Fino a questo momento la Xbox Mode era rimasta legata soprattutto al mondo degli handheld da gaming. Era stata annunciata nel corso del 2025 e aveva fatto il suo debutto ufficiale sugli ASUS ROG Xbox Ally. Però è abbastanza evidente che Microsoft punta a qualcosa di più ampio. Del resto, stando alle indiscrezioni, la prossima generazione di Xbox sarà sostanzialmente un PC con un’interfaccia pensata e ottimizzata per l’uso da divano. Quindi portare questa modalità su tutti i dispositivi Windows 11 è un passaggio che ha perfettamente senso dentro quella strategia.
Non solo interfaccia: prestazioni e ottimizzazione delle risorse
Sarebbe riduttivo pensare alla Xbox Mode come a un semplice restyling grafico. Microsoft vuole anche tagliare al minimo i processi in background e ottimizzare le risorse di sistema durante le sessioni di gioco. E qualche risultato, almeno stando ai primi benchmark, si vede già. Alcuni test condivisi da MSI mostrano che attivando la modalità si può ridurre la RAM occupata di circa il 10% e ottenere un aumento del frame rate tra il 6% e l’8% in titoli come Cyberpunk 2077, almeno su dispositivi portatili come la linea Claw.
Sono numeri contenuti, va detto. E probabilmente hanno più senso su dispositivi compatti con risorse limitate piuttosto che su configurazioni desktop di un certo livello. Però il lavoro è tutt’altro che finito, e resta da capire se ci saranno passi avanti più significativi anche per chi gioca su un PC tradizionale.
Come funziona e cosa aspettarsi
La Xbox Mode su Windows 11 può essere impostata come interfaccia predefinita oppure avviata manualmente dall’ambiente desktop classico. Una volta attivata, presenta un layout semplificato e pensato per l’uso con controller, con un focus totale sul gioco e una gestione più aggressiva delle risorse di sistema. Chi ha familiarità con la modalità Big Picture di Steam, in circolazione ormai da anni, troverà il concetto piuttosto simile.
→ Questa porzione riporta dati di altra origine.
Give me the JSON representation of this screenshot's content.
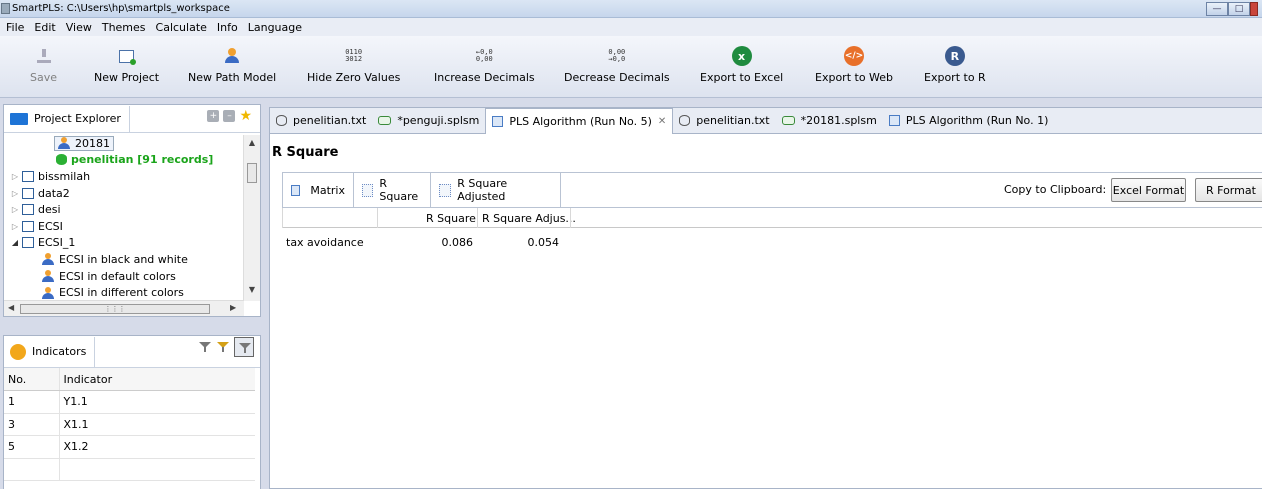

La differenza potenziale, però, è che Microsoft controlla direttamente il sistema operativo. E questo potrebbe permettere di offrire un’esperienza più completa e coerente rispetto a soluzioni di terze parti che devono comunque fare i conti con i limiti imposti da Windows 11. Per ora resta tutto dentro i confini del programma Insider, quindi accessibile solo a chi partecipa attivamente ai test. Ma il fatto che la Xbox Mode sia arrivata sui PC desktop e notebook è un segnale chiaro della direzione che Microsoft intende prendere.